Old-fashioned police order boy who defaced public areas and businesses with silly string and spray paint to clean up his mess with mop and bucket
- Police made the unidentified boy clean up the mess he created in King’s Lynn, Norfolk on Friday
It’s the type of punishment associated more with Dixon of Dock Green – ordering a wayward youth to take responsibility for their actions and right their wrong.
But these photos of a teenager scrubbing pavements, benches and shop windows reveal ‘old-fashioned justice’ still exists in some areas.
The boy was issued with the short, sharp shock after he was spotted defacing public areas and business premises with silly string and spray paint.
Police officers apprehended him after a short chase and, instead of charging him with an offence or issuing a caution, told him to clean up the mess he caused in King’s Lynn, Norfolk.
The boy (pictured) was spotted defacing public areas and business premises with silly string and spray paint. Police officers apprehended him and he was told to clean up the mess he caused in King’s Lynn, Norfolk with a mop and bucket
Photos of the public comeuppance were then posted online by the county’s police force – triggering a wave of positive comments from people who called for more reprobates to receive similar treatment to shame them from committing other minor crimes.
One said: ‘Bit of old-fashioned punishment is good, taught us oldies to respect others.’
Another added: ‘Definitely the best action to take and would be good to see more of this type of thing.’
Other comments included ‘Great punishment. Hopefully make him and friends think twice about doing it again’ and ‘Why does this not happen more often? Love it!’
Some expressed concern about a minor being ‘publicly humiliated’ on social media, with one saying: ‘Bit degrading for him putting it on social media. Yh [yeah] punish him but putting it on Facebook is a bit unfair.’
But Norfolk Police defended its actions, saying the boy’s parents had readily agreed to the shaming.
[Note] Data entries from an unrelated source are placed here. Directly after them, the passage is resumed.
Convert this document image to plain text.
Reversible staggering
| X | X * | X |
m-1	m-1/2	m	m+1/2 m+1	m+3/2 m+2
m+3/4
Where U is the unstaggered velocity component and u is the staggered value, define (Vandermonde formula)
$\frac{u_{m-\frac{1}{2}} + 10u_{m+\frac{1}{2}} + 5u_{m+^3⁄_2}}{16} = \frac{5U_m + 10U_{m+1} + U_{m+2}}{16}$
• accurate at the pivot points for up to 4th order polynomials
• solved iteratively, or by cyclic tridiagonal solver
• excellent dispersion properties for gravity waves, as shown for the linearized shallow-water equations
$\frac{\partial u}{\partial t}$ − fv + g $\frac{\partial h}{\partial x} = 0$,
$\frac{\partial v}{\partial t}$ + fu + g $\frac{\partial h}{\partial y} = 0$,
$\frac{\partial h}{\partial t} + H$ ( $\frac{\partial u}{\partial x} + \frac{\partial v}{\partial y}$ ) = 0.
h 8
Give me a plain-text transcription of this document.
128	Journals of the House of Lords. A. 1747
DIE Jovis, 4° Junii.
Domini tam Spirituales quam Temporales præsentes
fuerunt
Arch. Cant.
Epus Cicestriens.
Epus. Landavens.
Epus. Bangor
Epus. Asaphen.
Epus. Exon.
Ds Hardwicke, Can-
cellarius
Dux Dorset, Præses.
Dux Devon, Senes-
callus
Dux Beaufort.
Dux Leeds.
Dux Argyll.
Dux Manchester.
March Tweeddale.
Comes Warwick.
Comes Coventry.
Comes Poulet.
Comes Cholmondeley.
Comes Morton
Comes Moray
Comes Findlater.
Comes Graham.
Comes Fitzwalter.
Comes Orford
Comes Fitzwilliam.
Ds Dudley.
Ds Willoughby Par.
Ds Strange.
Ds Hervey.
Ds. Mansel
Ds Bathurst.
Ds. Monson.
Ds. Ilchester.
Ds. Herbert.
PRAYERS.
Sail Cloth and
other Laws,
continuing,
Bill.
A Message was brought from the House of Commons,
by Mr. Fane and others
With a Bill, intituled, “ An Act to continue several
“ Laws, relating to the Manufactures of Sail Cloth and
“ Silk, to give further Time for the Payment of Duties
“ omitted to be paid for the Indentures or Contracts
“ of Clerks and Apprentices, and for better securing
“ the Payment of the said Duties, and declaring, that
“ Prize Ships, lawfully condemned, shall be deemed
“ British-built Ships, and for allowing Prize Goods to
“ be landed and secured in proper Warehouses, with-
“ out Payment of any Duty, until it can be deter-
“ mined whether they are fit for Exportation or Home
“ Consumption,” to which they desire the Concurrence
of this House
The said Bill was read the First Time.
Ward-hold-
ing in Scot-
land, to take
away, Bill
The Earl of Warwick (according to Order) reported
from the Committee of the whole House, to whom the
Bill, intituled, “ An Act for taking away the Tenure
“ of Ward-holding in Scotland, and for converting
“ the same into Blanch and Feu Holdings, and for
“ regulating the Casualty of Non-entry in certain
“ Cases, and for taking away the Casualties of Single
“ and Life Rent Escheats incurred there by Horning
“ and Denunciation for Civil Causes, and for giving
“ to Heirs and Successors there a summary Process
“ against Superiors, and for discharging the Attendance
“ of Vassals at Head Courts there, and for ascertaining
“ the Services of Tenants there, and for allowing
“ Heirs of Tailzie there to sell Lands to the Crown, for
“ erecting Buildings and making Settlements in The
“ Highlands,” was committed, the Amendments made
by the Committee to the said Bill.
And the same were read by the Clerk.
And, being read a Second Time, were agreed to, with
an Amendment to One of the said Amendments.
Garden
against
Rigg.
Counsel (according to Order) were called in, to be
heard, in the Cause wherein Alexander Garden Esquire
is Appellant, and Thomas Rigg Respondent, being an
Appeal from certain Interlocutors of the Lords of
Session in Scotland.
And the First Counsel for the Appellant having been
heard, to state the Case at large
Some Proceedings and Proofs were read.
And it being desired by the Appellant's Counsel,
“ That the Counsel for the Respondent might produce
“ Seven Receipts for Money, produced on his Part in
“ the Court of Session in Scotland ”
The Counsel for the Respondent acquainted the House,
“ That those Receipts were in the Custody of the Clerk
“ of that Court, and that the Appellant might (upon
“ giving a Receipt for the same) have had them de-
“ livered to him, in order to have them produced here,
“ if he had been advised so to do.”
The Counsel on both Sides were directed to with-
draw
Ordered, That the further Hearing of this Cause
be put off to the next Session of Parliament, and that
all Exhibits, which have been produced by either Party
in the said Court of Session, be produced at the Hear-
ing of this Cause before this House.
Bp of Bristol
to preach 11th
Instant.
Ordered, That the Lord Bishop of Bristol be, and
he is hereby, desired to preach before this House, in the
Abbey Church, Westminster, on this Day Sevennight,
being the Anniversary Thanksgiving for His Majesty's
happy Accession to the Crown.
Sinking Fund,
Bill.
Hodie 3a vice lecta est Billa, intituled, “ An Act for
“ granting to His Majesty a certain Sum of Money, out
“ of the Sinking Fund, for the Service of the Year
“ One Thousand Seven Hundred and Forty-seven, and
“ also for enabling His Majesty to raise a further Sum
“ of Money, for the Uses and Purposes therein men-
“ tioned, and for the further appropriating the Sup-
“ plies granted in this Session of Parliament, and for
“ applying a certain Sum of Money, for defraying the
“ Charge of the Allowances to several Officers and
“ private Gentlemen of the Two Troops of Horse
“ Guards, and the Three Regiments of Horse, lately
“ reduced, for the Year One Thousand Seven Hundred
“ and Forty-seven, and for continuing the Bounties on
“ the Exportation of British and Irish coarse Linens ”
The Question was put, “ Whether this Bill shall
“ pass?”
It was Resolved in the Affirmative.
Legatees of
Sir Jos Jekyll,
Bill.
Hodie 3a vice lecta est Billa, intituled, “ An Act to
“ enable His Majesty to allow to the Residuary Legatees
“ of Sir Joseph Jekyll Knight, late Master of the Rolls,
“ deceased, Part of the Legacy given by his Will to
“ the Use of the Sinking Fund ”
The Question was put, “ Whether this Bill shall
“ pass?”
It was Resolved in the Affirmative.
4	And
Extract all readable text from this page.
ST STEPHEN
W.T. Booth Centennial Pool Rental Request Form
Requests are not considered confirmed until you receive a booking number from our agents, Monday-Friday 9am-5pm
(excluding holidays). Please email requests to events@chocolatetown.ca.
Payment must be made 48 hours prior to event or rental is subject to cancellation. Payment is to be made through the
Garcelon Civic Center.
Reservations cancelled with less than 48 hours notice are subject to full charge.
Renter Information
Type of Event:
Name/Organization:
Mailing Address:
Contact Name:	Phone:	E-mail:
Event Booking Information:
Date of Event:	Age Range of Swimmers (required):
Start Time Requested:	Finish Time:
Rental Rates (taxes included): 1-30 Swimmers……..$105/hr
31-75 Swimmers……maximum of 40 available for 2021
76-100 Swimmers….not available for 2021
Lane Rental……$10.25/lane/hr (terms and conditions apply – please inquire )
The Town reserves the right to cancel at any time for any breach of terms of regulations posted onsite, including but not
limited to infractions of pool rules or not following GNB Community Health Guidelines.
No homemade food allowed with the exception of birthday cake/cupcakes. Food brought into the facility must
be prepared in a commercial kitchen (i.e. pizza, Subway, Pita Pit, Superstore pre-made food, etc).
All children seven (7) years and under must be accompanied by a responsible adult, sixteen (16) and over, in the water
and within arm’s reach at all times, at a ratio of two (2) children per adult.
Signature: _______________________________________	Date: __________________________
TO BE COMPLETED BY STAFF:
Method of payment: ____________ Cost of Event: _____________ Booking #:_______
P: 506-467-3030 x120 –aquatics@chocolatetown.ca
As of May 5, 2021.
Some expressed concern about a minor being ‘publicly humiliated’ on social media, although the boy was not identified and his parents agreed to the punishment
‘He has not been identified and we have not shown his face. We also had the agreement of his responsible adult before posting this update,’ they wrote in response.
The swift justice was issued last week after officers caught the teenager by the town’s Vancouver Quarter shopping centre.
The force wrote on its Facebook page: ‘This is how one teenager spent Friday evening in King’s Lynn after being spotted causing damage in the town centre.
‘He was seen spraying silly string and spray paint on shops and bins in and around the Vancouver Quarter and then tried to run away from officers.
‘He didn’t get far though and once he’d been caught by us, and admitted the damage, he was ordered to clean it all up.
‘As well as using our mop, brush and bucket to sort out the mess, he’s also been banned from coming in to King’s Lynn town centre without an adult for the next month.’
The county’s police force published the punishment on their Facebook page, triggering a wave of positive comments from people who called for more reprobates to receive similar treatment to shame them from committing other minor crimes
Dixon of Dock Green was set around a fictional London police station and often involved common-sense handling of people involved in petty crime by an officer who was familiar with the residents on his beat.
Main character PC George Dixon, played by Jack Warner, first appeared in the film The Blue Lamp in 1950 and then the hugely popular BBC series that ran from 1955 to 1976.
The teenager was dealt with under a community resolution, which gives low-level and first-time offenders the opportunity to admit responsibility and make amends for their crimes by paying compensation, taking part in a rehabilitation activity, or a ‘restorative justice’ meeting between the victim and offender for an apology.
However, earlier this year the Mail revealed grave concerns about the system after more than 1,000 sex offenders avoided criminal records in a two-year period by being allowed to apologise to their victims.
Norfolk Police said: ‘When an offender is identified, an informal agreement is made between the parties involved.
‘This could involve compensation, a letter of apology or clearing up graffiti and criminal damage.’
Last week the force handed out a similar punishment to a teenager who ran on to the pitch at a King’s Lynn Town FC match.
He was banned from home matches for three months and made to ‘carry out some cleaning at the stadium for a few hours’.